Reiser has authored three books, “Couplehood,” “Babyhood” and “Familyhood,” and recently returned to standup after a 20-year absence.
Q: You are a musician – did you ever consider pursuing that?
A: Growing up, everyone wanted to be the Beatles and from 1968 to 1970 we had a very cool band. We made over $300 in that time to give you an idea of the scope of our reach. We sold out over a four-block radius. As a thinking adult, I never thought about music as a real option. Even the few things I have done, like the “Mad About You” theme song, was a fun thing that happened last minute by accident.
Q: “Diner” was a life changer for you, correct?
A: Yeah, it was my first job. I went from zero to something. I wasn’t the star and the movie wasn’t a mega-hit, but it was big enough to get attention so I was able to come out to California with a calling card: “I’m the guy in that movie that’s not on the poster.” I will often hear from people who have a strong fondness for that movie. There are groups of guys who get together and watch it together who watched it when it first came out.
Q: You can’t fake the kind of chemistry you had with Helen Hunt on “Mad About You,” can you?
A: That was one of those fortuitous breaks. I had met Helen just about the time I was writing the show. She was funny and smart and lovely and perfectly neurotic in a fun way, so when we read it for the first time, it felt really right. I wouldn’t have guessed that the she would be the pretend love of my life, but it was a good fit.
Q: How did you get back into standup?
A: I do charity events and while it’s not really performing – I mean, you get up there, you bring up the mayor, tell a few jokes, and you go home. But I did one and it was a really fun audience and I had a great time and when I got off stage I remembered how much I loved doing it.
So I started writing new material. It was different having not done it in 20 years. I’m older. They tell me a show is at 10 o’clock and I say “At night?” So there were adjustments. Now if people come to see me they remember “Mad About You” or have read the books so it really feels like getting together with old friends.

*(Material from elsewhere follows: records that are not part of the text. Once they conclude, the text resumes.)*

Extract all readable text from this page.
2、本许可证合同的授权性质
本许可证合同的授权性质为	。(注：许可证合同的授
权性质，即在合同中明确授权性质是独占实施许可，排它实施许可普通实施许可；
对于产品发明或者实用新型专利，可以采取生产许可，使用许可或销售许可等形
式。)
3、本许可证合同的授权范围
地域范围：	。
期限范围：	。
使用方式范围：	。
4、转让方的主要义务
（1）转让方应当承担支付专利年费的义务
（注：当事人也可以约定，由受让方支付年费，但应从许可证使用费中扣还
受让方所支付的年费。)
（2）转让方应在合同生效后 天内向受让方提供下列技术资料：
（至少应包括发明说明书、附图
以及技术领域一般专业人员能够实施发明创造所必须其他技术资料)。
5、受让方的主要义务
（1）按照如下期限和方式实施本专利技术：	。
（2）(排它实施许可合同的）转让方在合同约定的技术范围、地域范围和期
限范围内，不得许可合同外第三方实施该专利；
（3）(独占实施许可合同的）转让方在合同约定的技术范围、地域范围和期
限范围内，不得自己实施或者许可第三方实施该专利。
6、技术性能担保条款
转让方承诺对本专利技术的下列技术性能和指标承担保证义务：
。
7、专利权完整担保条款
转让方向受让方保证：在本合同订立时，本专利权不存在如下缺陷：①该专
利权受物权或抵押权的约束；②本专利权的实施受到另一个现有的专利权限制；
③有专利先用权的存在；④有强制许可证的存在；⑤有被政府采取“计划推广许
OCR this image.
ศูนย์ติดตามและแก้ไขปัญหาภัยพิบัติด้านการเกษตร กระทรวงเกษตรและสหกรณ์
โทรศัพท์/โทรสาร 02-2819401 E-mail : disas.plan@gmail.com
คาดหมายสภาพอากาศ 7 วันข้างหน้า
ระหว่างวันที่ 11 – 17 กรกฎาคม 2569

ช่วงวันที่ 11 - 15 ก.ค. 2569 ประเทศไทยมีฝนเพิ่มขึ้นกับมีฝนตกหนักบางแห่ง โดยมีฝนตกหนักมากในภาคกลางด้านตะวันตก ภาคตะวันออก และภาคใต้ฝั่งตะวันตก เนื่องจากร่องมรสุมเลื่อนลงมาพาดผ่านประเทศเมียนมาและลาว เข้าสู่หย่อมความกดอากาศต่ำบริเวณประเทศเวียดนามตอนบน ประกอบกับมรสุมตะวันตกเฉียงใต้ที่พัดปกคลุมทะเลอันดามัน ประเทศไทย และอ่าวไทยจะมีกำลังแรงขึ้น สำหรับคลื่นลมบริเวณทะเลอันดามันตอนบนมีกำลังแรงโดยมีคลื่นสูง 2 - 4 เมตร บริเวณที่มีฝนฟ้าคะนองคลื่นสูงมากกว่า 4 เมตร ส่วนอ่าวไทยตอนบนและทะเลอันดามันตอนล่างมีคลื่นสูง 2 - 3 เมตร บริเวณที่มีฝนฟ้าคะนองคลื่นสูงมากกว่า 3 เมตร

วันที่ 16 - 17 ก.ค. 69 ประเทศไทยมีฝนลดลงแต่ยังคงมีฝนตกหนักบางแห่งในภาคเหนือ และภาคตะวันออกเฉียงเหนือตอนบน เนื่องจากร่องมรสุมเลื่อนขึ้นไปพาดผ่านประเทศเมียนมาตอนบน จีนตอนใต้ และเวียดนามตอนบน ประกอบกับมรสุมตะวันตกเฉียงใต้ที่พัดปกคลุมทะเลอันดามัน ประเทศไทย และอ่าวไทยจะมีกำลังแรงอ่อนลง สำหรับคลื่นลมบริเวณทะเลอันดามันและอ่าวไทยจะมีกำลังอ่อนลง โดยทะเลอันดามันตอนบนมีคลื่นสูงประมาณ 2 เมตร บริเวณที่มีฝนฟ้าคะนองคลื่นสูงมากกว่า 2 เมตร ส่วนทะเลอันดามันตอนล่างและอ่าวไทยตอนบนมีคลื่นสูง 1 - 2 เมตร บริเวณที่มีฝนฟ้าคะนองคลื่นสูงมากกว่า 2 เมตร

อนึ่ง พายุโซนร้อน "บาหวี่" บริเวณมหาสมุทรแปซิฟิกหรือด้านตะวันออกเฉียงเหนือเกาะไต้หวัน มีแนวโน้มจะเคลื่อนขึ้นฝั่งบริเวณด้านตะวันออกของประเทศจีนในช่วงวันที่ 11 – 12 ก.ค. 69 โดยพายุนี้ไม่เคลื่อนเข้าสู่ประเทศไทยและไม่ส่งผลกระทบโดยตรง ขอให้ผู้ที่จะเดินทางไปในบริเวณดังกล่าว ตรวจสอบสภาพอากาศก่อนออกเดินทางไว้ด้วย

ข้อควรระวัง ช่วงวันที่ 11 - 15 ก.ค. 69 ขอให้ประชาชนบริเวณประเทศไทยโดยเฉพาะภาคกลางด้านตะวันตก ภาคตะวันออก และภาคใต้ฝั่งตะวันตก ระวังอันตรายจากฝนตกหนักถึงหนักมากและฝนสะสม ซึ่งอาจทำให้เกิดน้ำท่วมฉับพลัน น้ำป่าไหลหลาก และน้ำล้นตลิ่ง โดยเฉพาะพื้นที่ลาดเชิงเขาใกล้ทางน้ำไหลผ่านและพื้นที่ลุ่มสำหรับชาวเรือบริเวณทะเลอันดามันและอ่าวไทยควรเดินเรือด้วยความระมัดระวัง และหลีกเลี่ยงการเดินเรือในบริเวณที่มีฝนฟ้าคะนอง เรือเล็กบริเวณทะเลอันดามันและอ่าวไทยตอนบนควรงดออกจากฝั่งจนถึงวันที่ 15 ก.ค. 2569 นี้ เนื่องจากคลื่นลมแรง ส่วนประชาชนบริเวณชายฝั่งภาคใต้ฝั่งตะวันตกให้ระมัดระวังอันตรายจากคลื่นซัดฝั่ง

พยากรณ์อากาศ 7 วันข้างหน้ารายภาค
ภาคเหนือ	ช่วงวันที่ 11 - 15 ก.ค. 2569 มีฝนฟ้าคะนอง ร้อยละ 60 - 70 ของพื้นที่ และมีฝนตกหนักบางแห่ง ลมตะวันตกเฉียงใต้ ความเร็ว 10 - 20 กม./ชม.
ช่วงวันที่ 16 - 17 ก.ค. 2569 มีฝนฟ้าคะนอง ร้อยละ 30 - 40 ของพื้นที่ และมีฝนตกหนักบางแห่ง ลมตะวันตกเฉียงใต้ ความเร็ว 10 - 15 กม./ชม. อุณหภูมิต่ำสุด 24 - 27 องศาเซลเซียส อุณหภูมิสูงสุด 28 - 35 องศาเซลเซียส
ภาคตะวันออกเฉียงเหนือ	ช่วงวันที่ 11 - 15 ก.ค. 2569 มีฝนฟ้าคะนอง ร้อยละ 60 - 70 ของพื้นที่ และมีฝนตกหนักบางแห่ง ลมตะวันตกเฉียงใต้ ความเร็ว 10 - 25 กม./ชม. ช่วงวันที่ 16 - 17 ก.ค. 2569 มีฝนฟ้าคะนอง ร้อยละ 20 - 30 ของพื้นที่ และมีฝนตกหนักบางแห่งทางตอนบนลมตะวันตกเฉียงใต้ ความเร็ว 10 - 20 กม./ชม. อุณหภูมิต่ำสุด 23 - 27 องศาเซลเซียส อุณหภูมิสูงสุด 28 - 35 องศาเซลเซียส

Q: Are you on any social media?
A: I’m the last guy standing. I don’t tweet, but I’m told I have to start. I’m like a troglodyte. I like meeting people in person after the show. There’s still something different about shaking a hand and seeing a face. You can’t get more direct than that.
Q: This is your first performance in Napa so what can fans expect?
A: I’ve always joked that I’m not smart enough to make things up so I have to talk about what actually happens. When you are married 25 years it is not the same as being a newlywed. Being in your 50s is not the same as being in your 20s. When I talk about stuff that is true for me, it rings a bell and the audience relates to it. I just talk about life and kids and family and getting older – how every week something doesn’t work quite as well as it did last week. People laugh because they are going through the same stuff. Audiences come and say “Oh, It’s not just me!” but I’m on stage thinking “Oh, they’re laughing, so it’s not just me!”